Trump ne pourra pas arrêter de telles intrigues et luttes de pouvoir, estime Dean Baker. L'homme de 78 ans souffrirait «clairement» de démence ou du moins d'un grave handicap mental lié à l'âge. Il a du mal à terminer ses phrases et se contredit régulièrement. Ce Trump affaibli aura du mal à garder le contrôle de ses «profiteurs et opportuniste».
Une autre raison pour laquelle cela pourrait n'être qu'un demi-mal: la monnaie nationale absorberait en partie les droits de douane de Trump. Car contrairement à toutes les crises des deux dernières décennies, elle ne serait pas plus forte, mais plus faible que le dollar.

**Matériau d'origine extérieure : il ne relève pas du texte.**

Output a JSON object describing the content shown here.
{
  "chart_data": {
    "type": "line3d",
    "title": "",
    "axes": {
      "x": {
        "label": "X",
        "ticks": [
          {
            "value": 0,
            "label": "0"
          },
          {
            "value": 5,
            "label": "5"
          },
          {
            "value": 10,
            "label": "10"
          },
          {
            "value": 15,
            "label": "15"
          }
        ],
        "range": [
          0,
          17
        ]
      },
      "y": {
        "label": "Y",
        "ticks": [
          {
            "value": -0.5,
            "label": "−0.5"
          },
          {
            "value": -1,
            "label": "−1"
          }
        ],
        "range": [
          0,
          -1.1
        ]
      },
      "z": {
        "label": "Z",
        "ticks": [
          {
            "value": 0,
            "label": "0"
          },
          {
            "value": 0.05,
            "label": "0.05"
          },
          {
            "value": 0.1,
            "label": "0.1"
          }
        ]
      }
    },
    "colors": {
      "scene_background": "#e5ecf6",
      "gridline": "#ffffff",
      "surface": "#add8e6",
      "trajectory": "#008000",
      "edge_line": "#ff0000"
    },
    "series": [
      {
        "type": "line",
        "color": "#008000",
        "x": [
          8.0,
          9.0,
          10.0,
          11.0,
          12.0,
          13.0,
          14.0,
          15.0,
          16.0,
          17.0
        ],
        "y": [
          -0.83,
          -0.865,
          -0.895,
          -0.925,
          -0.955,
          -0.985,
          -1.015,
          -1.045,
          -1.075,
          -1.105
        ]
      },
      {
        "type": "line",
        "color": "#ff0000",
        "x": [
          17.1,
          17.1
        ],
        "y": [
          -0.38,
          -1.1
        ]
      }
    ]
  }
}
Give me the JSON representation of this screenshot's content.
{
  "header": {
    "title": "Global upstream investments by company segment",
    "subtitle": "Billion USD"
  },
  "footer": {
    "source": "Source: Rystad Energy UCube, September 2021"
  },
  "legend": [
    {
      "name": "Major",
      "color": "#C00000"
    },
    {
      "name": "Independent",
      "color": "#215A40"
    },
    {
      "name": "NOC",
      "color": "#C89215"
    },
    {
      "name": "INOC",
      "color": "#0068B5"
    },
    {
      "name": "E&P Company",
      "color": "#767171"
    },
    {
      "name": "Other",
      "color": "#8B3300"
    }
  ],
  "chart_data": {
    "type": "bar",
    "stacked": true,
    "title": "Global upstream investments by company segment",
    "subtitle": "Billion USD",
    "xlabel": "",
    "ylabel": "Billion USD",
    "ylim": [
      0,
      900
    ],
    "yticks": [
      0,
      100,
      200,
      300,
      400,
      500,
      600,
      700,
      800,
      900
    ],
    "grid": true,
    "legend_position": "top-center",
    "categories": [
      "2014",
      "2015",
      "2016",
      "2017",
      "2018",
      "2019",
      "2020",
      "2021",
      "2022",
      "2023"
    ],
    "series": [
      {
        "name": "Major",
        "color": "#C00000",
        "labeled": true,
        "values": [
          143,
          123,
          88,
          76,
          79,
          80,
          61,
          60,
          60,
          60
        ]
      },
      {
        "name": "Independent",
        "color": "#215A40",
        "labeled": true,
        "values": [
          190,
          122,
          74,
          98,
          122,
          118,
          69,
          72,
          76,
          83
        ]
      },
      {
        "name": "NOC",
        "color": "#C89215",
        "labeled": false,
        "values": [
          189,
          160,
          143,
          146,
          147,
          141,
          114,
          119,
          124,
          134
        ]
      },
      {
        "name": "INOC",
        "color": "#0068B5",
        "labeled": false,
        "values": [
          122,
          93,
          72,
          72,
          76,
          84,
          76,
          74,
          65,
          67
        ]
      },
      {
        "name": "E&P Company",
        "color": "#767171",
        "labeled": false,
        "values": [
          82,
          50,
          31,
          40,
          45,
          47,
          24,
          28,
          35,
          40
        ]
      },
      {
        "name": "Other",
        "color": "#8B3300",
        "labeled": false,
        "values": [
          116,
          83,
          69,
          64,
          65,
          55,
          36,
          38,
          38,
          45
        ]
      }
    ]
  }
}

Les droits de douane de Trump auraient tout d'abord pour effet que les Américains achètent moins de marchandises suisses. Ainsi, l'offre de dollars et la demande de francs diminueraient simultanément. Le dollar se renforcerait et le franc s'affaiblirait. Aux Etats-Unis, les marchandises suisses redeviendraient ainsi moins chères et se vendraient mieux. Les droits de douane font certes des dégâts, mais ceux-ci se limitent d'eux-mêmes dans une certaine mesure.
Et si Trump devait finalement affaiblir sensiblement l'économie européenne, les taux d'intérêt baisseraient au moins dans notre pays. Car la Banque centrale européenne devrait soutenir l'économie en baissant ses taux d'intérêt, et la Banque nationale suisse devrait suivre.